When a creditor concludes that it's not going to get the money it's owed on an account, it "charges off" the account. That means it writes off the debt as a loss and closes the account to future use. Charge-offs can appear on your credit report for up to seven years.
The Seven-Year Clock
The federal Fair Credit Reporting Act governs how long information can remain on your credit report. Under this law, most negative information, including charge-offs, must be removed from credit reports when it is seven years old. The seven-year "clock" typically starts running on the date of the charge-off.

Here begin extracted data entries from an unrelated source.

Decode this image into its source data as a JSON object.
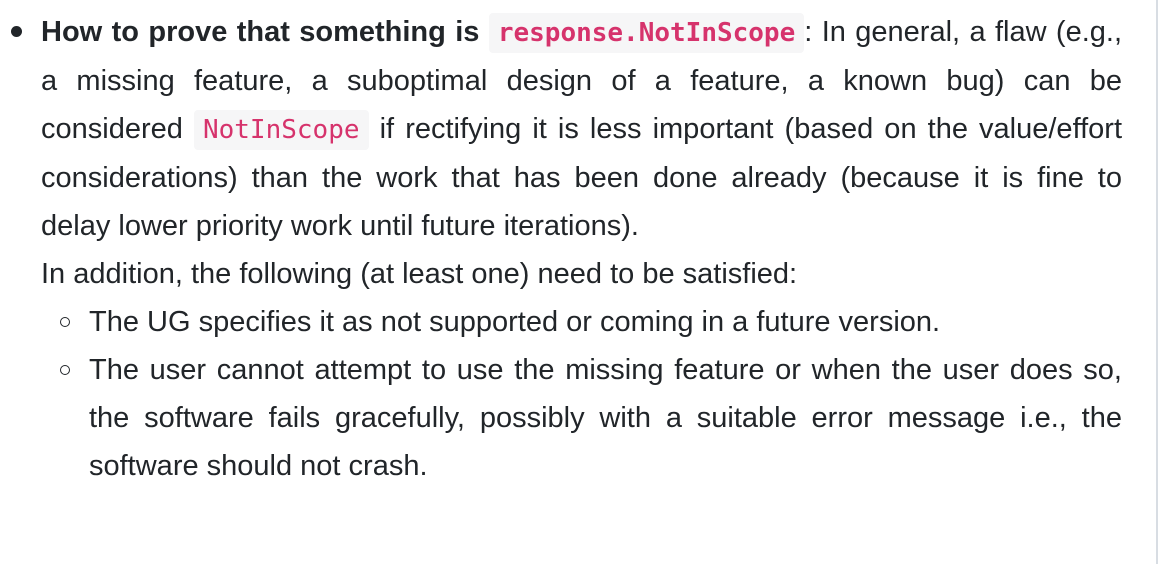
{
  "item": {
    "lead": "How to prove that something is",
    "lead_code": "response.NotInScope",
    "sep": ":",
    "text_part1": "In general, a flaw (e.g., a missing feature, a suboptimal design of a feature, a known bug) can be considered",
    "inline_code": "NotInScope",
    "text_part2": "if rectifying it is less important (based on the value/effort considerations) than the work that has been done already (because it is fine to delay lower priority work until future iterations).",
    "addition": "In addition, the following (at least one) need to be satisfied:",
    "subitems": [
      "The UG specifies it as not supported or coming in a future version.",
      "The user cannot attempt to use the missing feature or when the user does so, the software fails gracefully, possibly with a suitable error message i.e., the software should not crash."
    ]
  }
}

Settling a Charged-Off Account
Just because a debt has been charged off doesn't mean it's erased. The company can still try to collect. You can also go to the company and either pay what you owe or negotiate to pay a lower amount, referred to as a settlement. The fact that you have taken care of the debt will be noted in your credit report, typically as a "paid charge-off" or "settled charge-off." This might even help your credit score, since a paid account is better than an unpaid one. However, the account will still remain on your credit report for the same seven years, starting from the original date of the charge-off.
Assuming that a charge-off on your report accurately reflects the state of that account, you can't get it taken off before the seven-year period runs out. As the Federal Trade Commission notes, "No one can legally remove accurate and timely negative information from a credit report." Any "credit repair" company that says it can do so may be running a scam.